Click on the image or here to download the full document.
[Citation: https://dx.doi.org/10.2139/ssrn.5005495]
SIM-air No. 61-2025: How to spot anomalies in data trends: Evaluating AQI data from Indian cities
Sometimes, there is a suspicion that air quality numbers are misreported, or an instrument is misbehaving or one of the many instruments in a cluster is out of order. This can be because of technical reasons (monitoring instrument malfunctioning or operational error), statistical reasons (selection bias of monitoring locations), or political reasons (selection bias on data openness).
Is it possible to detect anomalies (deviations) in the data patterns from average air quality values or from an instrument on a day-to-day basis or from a cluster of instruments operating in an area?
Typically, data analysis among the air quality monitoring community studying the patterns, identify the deviations and flag the extreme unknowns, after the field experiments are completed or after a certain volume of data is collected. If the identification can be conducted in advance or in real-time, these deviations can be used to flag instances for scrutiny, and help provide better explanations (later in the presentations or when writing articles).
In this working paper, we are presenting a 2-step method to identify anomalies in data trends – Benford’s law with Euclidian distance and two sample Kolmogorov-Smirnov (K-S) test with non-overlapping area. The methods are applied over India’s daily average air quality index (AQI) dataset for years 2018 to 2023.
Researchers have leveraged Benford’s law in identifying anomalies. Relevant to this study, one such application was for the quality of official air quality numbers reported in Beijing, China [1] [2]. Other applications include an instance flagging likely misreporting in the fields of accounting, economics, and with CO2 emissions data. According to Benford’s law, also called First Digit Law, the distribution of the leading digit of any naturally occurring data is a logarithmic distribution. Deviation from this are flagged as anomalies. The goal of these investigative methods is only to identify the unexplainable statistical deviations and seek justification, if there are any. The methods do not answer the question of why the deviations occurred.

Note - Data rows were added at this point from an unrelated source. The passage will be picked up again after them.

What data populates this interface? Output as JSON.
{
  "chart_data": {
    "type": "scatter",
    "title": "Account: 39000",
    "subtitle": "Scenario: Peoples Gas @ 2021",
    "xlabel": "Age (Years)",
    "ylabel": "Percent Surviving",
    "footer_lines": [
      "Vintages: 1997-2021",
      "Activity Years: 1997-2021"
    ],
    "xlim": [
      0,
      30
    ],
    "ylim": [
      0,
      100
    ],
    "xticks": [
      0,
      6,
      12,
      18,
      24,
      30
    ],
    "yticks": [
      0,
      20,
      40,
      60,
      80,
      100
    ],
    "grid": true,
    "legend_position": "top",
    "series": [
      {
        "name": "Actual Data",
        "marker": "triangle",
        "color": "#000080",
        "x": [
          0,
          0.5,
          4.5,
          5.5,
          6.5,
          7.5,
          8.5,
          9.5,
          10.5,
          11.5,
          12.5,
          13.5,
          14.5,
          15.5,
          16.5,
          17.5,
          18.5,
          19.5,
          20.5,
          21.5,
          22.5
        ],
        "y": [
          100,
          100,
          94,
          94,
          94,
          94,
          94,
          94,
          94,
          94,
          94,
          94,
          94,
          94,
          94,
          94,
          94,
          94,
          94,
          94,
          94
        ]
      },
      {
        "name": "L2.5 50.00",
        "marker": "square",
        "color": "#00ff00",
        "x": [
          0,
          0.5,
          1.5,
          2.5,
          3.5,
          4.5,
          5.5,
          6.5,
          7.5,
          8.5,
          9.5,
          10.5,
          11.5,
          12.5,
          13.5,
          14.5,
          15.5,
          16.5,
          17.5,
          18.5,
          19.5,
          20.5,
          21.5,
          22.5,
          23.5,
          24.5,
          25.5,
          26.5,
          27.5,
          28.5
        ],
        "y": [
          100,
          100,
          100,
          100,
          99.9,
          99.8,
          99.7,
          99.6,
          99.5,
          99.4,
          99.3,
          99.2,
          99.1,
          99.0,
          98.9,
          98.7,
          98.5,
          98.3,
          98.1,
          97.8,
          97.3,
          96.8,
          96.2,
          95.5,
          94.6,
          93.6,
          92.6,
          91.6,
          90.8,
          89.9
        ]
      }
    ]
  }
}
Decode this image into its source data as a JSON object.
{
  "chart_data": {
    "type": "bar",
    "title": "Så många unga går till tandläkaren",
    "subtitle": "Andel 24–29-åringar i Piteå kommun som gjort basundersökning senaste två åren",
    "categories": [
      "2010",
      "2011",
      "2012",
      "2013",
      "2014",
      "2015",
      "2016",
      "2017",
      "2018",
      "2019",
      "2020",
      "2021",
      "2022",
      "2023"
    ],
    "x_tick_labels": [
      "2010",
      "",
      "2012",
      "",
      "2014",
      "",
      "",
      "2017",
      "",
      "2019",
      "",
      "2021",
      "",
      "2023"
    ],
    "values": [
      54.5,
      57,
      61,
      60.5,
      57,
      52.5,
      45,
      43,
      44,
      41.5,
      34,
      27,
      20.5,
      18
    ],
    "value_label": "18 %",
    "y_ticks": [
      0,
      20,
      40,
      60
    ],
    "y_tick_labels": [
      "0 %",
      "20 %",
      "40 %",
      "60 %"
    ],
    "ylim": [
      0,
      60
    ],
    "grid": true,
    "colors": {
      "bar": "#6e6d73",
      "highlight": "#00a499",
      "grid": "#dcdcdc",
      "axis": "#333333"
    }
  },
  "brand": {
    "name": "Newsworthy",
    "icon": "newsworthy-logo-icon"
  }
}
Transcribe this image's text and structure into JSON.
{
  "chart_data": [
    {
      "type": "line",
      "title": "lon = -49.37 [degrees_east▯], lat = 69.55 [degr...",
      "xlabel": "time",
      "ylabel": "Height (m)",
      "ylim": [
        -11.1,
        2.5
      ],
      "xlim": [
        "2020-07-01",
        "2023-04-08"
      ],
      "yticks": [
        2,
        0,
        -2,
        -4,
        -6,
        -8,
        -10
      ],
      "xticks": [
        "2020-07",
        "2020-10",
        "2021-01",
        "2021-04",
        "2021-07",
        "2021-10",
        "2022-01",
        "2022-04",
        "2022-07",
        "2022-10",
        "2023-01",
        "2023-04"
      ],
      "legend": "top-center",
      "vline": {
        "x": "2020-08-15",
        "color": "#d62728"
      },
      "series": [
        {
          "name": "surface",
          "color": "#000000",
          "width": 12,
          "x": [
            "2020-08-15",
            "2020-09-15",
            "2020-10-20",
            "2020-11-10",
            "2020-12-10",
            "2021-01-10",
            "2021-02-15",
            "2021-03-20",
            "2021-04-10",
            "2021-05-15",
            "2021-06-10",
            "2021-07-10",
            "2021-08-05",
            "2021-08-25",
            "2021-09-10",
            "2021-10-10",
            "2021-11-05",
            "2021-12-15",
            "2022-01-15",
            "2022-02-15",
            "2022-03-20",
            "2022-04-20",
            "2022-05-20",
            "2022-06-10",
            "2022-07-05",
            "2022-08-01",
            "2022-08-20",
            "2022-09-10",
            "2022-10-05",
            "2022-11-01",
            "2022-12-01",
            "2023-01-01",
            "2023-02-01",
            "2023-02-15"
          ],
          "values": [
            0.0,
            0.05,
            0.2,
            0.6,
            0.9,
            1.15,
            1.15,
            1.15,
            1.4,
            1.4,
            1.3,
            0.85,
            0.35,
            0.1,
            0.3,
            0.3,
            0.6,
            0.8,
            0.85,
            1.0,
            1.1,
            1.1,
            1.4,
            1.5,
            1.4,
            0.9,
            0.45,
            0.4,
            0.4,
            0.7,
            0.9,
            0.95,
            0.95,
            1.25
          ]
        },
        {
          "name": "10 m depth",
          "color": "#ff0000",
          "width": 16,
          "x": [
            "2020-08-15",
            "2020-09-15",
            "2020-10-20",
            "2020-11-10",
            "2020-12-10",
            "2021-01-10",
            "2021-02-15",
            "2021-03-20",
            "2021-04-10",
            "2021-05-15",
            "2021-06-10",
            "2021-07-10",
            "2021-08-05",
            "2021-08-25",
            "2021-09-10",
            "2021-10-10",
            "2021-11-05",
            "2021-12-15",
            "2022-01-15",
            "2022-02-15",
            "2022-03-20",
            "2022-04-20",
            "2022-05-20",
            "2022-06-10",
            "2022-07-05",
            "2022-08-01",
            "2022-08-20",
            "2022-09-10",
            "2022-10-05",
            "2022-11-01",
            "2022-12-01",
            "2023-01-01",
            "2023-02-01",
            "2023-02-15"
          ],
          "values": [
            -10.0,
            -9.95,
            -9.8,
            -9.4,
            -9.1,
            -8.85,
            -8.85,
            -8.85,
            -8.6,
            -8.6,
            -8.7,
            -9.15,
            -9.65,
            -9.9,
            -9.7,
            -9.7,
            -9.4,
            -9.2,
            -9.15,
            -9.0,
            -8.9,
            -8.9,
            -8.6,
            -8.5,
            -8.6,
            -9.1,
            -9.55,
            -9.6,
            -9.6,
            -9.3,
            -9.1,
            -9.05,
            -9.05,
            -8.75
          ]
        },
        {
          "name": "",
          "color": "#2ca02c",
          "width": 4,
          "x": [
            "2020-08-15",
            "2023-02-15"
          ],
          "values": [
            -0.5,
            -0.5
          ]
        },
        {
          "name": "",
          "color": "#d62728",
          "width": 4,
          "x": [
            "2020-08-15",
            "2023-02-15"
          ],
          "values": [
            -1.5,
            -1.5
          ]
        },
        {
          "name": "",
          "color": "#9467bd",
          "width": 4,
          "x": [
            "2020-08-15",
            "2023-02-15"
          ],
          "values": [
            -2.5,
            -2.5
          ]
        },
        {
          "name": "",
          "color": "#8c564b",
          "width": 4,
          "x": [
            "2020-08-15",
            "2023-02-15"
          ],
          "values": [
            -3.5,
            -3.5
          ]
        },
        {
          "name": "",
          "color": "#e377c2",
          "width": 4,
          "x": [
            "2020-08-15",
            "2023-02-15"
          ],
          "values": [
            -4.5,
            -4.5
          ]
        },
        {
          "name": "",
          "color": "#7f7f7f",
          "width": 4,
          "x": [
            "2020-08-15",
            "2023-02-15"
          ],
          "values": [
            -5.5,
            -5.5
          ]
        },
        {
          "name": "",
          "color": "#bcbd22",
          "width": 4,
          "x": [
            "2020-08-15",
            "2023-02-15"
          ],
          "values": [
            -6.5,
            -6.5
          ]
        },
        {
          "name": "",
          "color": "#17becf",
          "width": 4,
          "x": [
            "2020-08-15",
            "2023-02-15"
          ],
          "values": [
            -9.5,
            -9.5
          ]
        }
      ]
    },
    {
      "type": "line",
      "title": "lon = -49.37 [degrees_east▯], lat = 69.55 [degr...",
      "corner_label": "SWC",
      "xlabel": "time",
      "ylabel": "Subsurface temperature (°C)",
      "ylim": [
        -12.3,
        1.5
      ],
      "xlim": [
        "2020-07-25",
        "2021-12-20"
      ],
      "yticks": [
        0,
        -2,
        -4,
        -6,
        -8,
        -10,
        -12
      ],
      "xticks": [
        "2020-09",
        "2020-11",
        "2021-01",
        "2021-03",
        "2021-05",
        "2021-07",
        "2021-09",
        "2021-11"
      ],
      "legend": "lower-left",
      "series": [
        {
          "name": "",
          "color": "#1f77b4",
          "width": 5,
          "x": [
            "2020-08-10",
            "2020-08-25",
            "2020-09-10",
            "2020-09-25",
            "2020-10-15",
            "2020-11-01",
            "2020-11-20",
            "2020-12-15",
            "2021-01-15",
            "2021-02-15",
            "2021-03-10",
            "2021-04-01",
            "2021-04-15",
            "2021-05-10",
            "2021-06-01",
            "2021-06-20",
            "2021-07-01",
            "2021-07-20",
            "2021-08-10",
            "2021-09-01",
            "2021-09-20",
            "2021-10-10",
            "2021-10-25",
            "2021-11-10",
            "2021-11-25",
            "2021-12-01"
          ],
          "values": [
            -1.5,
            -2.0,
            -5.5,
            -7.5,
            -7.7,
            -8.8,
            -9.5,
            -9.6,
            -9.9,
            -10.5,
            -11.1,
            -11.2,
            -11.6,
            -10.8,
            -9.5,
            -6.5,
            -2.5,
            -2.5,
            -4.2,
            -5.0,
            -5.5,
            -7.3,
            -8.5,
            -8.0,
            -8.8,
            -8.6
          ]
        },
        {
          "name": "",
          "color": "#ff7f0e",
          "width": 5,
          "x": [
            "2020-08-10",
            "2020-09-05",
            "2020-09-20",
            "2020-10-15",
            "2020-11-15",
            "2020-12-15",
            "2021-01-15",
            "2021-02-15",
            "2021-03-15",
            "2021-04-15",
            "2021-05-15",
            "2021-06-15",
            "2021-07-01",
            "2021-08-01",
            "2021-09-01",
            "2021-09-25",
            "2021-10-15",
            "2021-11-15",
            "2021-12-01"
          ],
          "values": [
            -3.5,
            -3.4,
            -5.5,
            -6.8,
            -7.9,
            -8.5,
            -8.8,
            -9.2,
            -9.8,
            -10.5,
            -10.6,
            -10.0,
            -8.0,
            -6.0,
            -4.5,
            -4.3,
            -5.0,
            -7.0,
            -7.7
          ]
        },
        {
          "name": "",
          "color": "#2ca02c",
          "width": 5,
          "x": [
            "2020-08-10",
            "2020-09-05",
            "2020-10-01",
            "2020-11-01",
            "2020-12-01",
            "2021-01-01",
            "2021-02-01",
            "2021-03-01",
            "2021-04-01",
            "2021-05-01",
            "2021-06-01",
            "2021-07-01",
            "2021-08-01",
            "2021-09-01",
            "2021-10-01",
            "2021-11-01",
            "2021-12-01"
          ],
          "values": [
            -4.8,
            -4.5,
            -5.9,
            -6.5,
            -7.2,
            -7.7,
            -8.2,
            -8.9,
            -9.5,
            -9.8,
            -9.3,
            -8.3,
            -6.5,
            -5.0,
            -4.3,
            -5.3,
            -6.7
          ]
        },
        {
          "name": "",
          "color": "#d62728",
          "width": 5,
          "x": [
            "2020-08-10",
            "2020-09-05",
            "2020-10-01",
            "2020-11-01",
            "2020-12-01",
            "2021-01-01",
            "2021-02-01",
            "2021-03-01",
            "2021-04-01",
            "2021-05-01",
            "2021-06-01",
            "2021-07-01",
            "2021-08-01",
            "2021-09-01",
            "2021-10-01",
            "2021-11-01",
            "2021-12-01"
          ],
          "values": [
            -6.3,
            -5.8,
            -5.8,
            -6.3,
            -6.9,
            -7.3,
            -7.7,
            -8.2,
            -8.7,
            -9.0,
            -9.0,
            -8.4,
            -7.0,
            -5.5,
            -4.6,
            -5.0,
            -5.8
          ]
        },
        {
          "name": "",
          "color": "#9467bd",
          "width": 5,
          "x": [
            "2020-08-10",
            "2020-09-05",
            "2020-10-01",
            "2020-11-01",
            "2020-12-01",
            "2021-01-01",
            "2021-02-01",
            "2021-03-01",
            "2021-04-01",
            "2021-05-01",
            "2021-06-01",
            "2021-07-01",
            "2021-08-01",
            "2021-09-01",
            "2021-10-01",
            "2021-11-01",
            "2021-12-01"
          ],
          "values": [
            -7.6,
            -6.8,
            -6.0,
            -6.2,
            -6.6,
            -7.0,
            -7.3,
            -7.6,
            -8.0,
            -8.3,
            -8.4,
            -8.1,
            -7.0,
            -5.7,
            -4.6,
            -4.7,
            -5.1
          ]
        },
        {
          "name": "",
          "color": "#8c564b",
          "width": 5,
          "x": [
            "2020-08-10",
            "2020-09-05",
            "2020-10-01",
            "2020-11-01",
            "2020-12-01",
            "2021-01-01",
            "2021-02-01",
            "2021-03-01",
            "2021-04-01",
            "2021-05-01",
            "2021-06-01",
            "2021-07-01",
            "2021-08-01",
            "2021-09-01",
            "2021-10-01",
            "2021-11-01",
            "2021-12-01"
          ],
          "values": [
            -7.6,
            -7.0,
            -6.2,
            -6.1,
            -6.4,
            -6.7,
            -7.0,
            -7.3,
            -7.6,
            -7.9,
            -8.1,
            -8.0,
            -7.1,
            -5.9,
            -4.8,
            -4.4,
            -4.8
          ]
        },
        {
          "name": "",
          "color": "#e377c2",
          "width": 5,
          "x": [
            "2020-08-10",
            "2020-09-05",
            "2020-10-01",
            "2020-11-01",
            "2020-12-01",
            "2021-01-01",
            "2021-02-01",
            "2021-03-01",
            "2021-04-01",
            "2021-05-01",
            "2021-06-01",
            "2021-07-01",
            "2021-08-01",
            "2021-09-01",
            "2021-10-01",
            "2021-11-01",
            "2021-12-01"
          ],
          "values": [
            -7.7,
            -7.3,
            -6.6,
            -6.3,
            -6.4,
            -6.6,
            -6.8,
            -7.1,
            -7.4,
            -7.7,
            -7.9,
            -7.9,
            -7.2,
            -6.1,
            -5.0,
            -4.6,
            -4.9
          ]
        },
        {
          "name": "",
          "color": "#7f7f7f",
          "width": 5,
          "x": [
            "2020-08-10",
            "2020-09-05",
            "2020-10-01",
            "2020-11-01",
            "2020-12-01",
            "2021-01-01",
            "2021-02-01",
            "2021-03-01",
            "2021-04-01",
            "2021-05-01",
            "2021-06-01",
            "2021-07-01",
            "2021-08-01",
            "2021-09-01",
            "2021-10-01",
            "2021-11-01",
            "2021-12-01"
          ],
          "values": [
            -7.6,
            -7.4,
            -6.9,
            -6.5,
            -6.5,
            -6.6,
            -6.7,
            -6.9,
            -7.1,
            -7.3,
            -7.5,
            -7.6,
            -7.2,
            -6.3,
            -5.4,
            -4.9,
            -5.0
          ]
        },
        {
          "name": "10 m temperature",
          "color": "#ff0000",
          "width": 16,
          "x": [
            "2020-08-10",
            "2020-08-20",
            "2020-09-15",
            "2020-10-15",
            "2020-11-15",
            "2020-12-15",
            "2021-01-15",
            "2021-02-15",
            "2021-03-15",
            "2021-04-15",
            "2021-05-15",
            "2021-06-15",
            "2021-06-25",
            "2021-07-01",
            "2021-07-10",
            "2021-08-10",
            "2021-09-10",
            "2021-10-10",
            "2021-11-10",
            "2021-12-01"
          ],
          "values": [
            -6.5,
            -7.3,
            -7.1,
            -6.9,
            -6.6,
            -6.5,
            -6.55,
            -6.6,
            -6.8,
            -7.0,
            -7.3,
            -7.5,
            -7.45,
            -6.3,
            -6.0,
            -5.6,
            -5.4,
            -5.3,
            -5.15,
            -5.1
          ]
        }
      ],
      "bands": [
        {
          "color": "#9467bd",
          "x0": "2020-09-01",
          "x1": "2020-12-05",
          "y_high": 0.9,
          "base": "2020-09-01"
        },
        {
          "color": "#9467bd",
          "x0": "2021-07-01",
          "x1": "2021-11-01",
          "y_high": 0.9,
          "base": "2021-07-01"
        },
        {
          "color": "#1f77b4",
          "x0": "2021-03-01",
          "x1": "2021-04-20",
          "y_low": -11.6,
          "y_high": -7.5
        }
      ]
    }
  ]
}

In India, cities with denser and consistent networks of monitors deviated less from Benford’s law. Deviation only means that additional information is necessary to explain the change in the city’s data patterns. In Indian cities, we suspect “small sample sizes” and “heterogeneity among the locations” as the main reason to explain the deviations.
The methods can be extended to other sectors. For example, electricity generation and transmission rates to flag the surges in supply and demand. A year-on-year comparison can reveal the changes in consumption patterns. Similar inferences can be made on data from fuel sales at a fuel station or fuel sales in a city – is the consumption distribution reflecting the push for electric vehicles.
The methodologies employed in this study are documented under publications. These methodologies explainers are included in our primers, presentations, plug and play tools, benchmarking notes, instructional videos and more, openly available @ https://urbanemissions.info/tools.
Our working papers describe case studies where we applied the SIM-air family of tools, document general notes on emissions and pollution modeling and present our reviews on various topics related to air pollution analysis.